The bean-shaped lymph nodes are located around the body and are palpitated for signs of enlargement or tenderness, which can be a symptom of infection or cancer.
Anal and genital area:
Any signs of discharge, lumps, bumps or swelling.
Not all veterinarians recommend tests (unless indicated); however, it can be advantageous to do so. Baseline tests can pick up many diseases even before symptoms become apparent. Your veterinarian will be able to refer back to previous test results for a timeline.
Fecal test – This test examines the feces for eggs to common intestinal parasites.

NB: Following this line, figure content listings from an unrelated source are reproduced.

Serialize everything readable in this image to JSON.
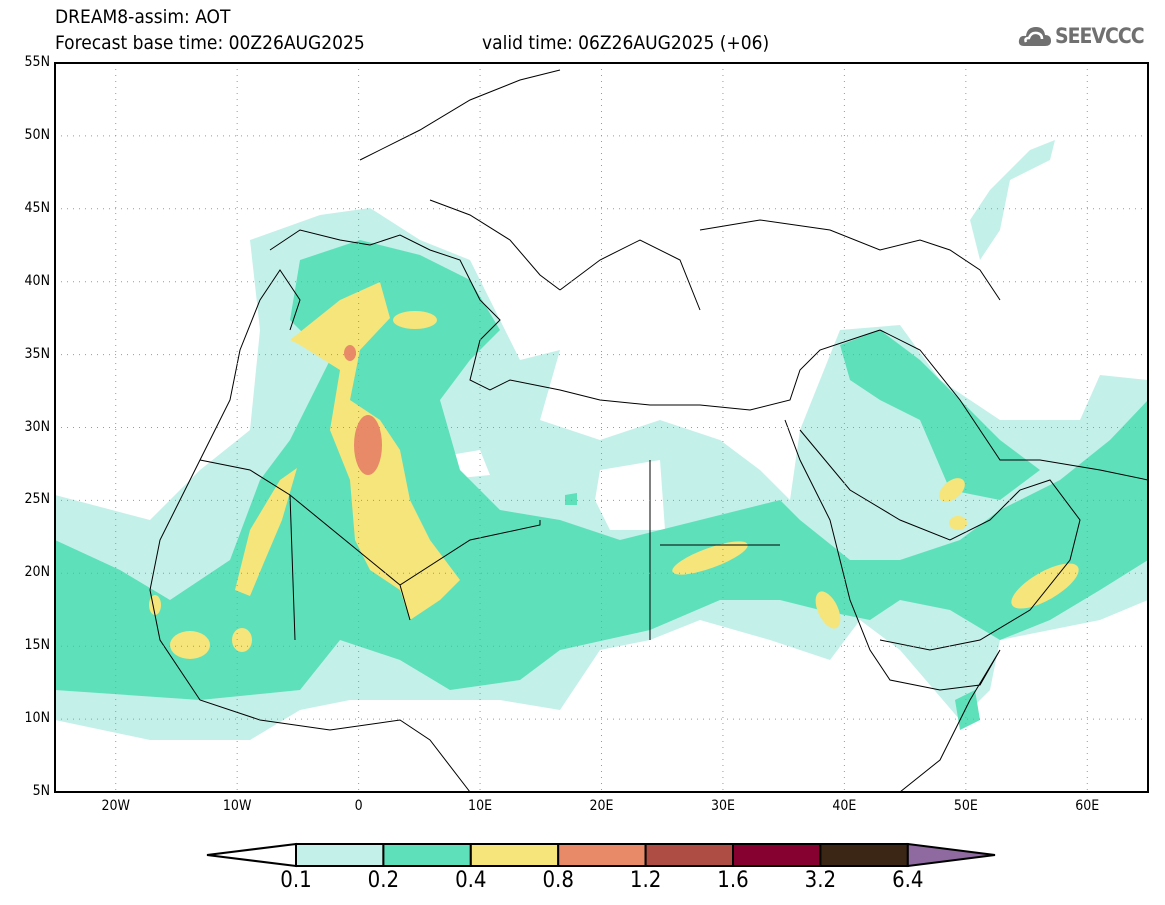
{
  "header": {
    "title": "DREAM8-assim: AOT",
    "base_time": "Forecast base time: 00Z26AUG2025",
    "valid_time": "valid time: 06Z26AUG2025 (+06)"
  },
  "logo": {
    "text": "SEEVCCC",
    "icon": "cloud-icon"
  },
  "axes": {
    "lat_labels": [
      "55N",
      "50N",
      "45N",
      "40N",
      "35N",
      "30N",
      "25N",
      "20N",
      "15N",
      "10N",
      "5N"
    ],
    "lat_values": [
      55,
      50,
      45,
      40,
      35,
      30,
      25,
      20,
      15,
      10,
      5
    ],
    "lon_labels": [
      "20W",
      "10W",
      "0",
      "10E",
      "20E",
      "30E",
      "40E",
      "50E",
      "60E"
    ],
    "lon_values": [
      -20,
      -10,
      0,
      10,
      20,
      30,
      40,
      50,
      60
    ],
    "lon_range": [
      -25,
      65
    ],
    "lat_range": [
      5,
      55
    ]
  },
  "colorbar": {
    "labels": [
      "0.1",
      "0.2",
      "0.4",
      "0.8",
      "1.2",
      "1.6",
      "3.2",
      "6.4"
    ],
    "colors": [
      "#ffffff",
      "#c4f0ea",
      "#5ee0bb",
      "#f5e57a",
      "#e88a68",
      "#ad4d43",
      "#860030",
      "#3b2616",
      "#8e6aa0"
    ]
  }
}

Dental xrays – These aren’t a routine best, but it doesn’t hurt to have full dental xrays. Even if the teeth above the gum line look healthy, a lot can happen below the gum which an xray will reveal.
Heartworm test – This serious and potentially deadly parasitic worm lives in the heart and pulmonary arteries of dogs, and cats. If you live in an area with heartworm, it is important to treat your cat with a heartworm preventative medication. Even if a cat is on heartworm prevention medication, it is still advisable to test once a year for this parasite.
Titre test – If you and your veterinarian decide to switch from annual vaccinations to every three years, a titer test, which is a simple blood test, can detect levels of antibodies to diseases for which vaccinations can prevent. If the cat has high titer levels, then the cat still has immunity.